By re-basing the S&P 500 in gold, we see the true magnitude of the equity cycle over the last 80 years. Although the dollar based series is volatile, the true size of swings in the S&P 500 has been masked by movements in the dollar.
The current equity bear market began in 2000 and still has room for a further fall, based on previous cycles. It will only be brought to an end through a renewal of the entrepreneurial zeal of the early 1980’s. A mind-set that led to big falls in government intervention in the economy.

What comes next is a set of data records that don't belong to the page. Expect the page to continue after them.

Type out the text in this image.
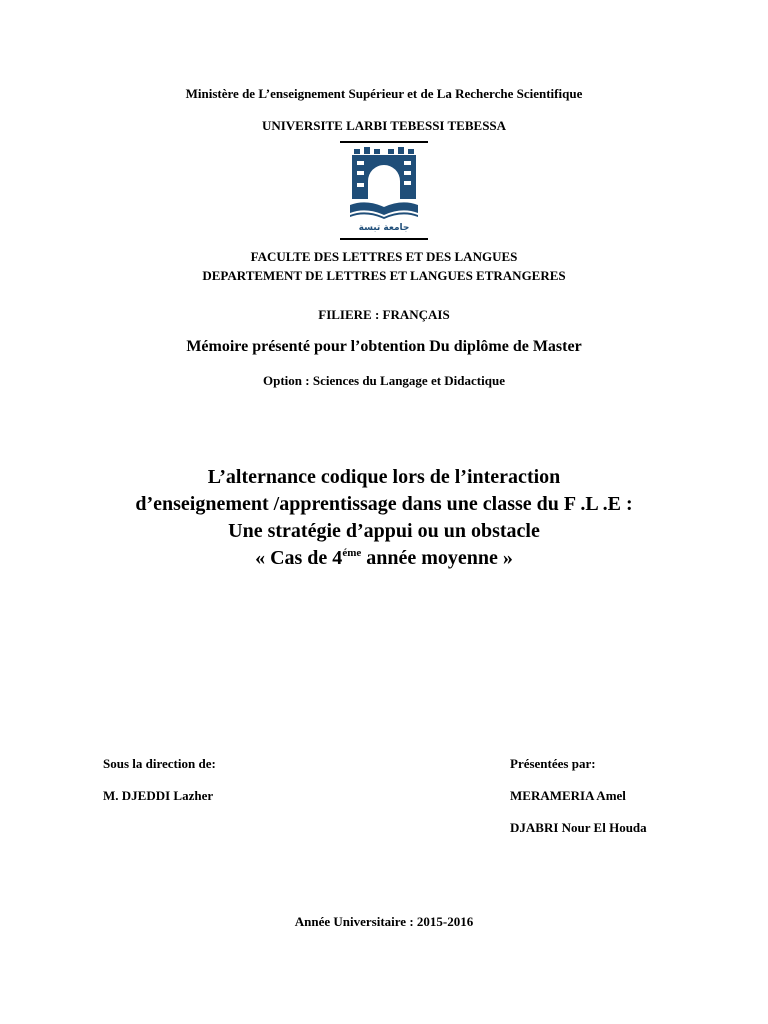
Ministère de L’enseignement Supérieur et de La Recherche Scientifique
UNIVERSITE LARBI TEBESSI TEBESSA
جامعة تبسة
FACULTE DES LETTRES ET DES LANGUES
DEPARTEMENT DE LETTRES ET LANGUES ETRANGERES
FILIERE : FRANÇAIS
Mémoire présenté pour l’obtention Du diplôme de Master
Option : Sciences du Langage et Didactique
L’alternance codique lors de l’interaction
d’enseignement /apprentissage dans une classe du F .L .E :
Une stratégie d’appui ou un obstacle
« Cas de $4^{éme}$ année moyenne »
Sous la direction de:
M. DJEDDI Lazher
Présentées par:
MERAMERIA Amel
DJABRI Nour El Houda
Année Universitaire : 2015-2016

Why Measure the S&P 500 in Gold?
The last 80 years has seen prolonged cycles of appreciation and depreciation of the S&P 500 in gold. Equities depreciate during times of economic difficulty, although this may not always be obvious when priced in dollars, and appreciate during times of growth. We have witnessed 3 shorter periods of equity depreciation in gold and 2 longer periods of equity outperformance.
Perhaps the most amazing fact is that the S&P 500 in gold stood at 1.1 ounces on October 1928, giving us a price higher than the ratio today. There has been a long stream of dividends since then, but the real price of the equity market is lower today than the level of 84 years ago!
The Bear Markets
Peak to fall: -90%
The S&P peaked in August 1929 at 1.58 ounces of Gold, before plunging 90% by February 1933 where it bottomed at 0.16 ounces. From there the equity market recovered somewhat back to 0.5 ounces. Unfortunately, this recovery was short-lived as the market halved again in the late 1930’s.
The 1930’s was in many ways a similar decade to our own. Politicians attempted to engineer a recovery through intervention and inflation in the early 30’s, which failed. In saying that, the politicians of the 30’s would balk at the scale of fiscal and monetary intervention being undertaken today.
Peak to fall: -92%
The 1970’s is perhaps the most similar experience to today. The discipline of the Gold Standard was left behind, which opened the reins of politicians to try monetary and fiscal indiscipline. It failed; just as it is failing today!
During the 70’s bull-run in gold, the S&P 500 in gold peaked in April 1971 at 2.66 ounces. From there it was all downhill with a brief respite in 1975/76, when the S&P got back to 1 ounce of gold before falling back again. The peak to trough decline was 92%, with the market bottoming at 0.21 ounces at the end of the decade.
Peak to fall: -89%
The peak of the current market was reached in October 2000 at 5.4 ounces of gold. An intermediate low of 0.78 ounces was reached in February 2009 before a recovery was staged. However, much like the 1975/76 rebound, the S&P 500 has since fallen back and reached a new low of 0.62 ounces in August 2011. Thus far we have seen an 89% fall with scope for more.
The Bull Markets
Fall to peak: +1200%
The bottom of the S&P 500 was reached in April 1942 at 0.22 ounces of gold, in the middle of WW2. A long bull run then followed with equities topping out in November 1968 at 3.1 ounces. The total trough-to-peak advance of the S&P 500 in gold was 1200%.
This was a grand era of prosperity. The monetary experiments and interventionism of the 1930’s were forgotten. However, indiscipline started to creep in during the 1960’s that would form the root of the problems in the 1970’s.
Fall to peak: +2300%
The S&P 500 bottomed out in January 1980 at 0.17 ounces and then advanced for the next 20 years, reaching a peak of 5.1 ounces in December 1999. The total trough-to-peak advance was 2300%.
The whole basis for the 20 year bull-run was monetary and fiscal reform that was undertaken in the early 1980’s. Politicians turned against inflation as a way to deal with economic problems and rolled back state intervention in the economy.
Conclusion
Re-basing the S&P 500 in gold reveals the true swings experienced in the equity market. These huge cycles have gone on for decades and been driven by political & economic decision making.
So what can we learn about previous cycles and apply to our current time? The current equity bear market began in 2000. At current valuation, the S&P 500 in gold still has scope to fall further. The cycle will only be brought to an end through a renewal of the entrepreneurial zeal of the early 80’s. A zeal which brought about big falls in government intervention in the economy.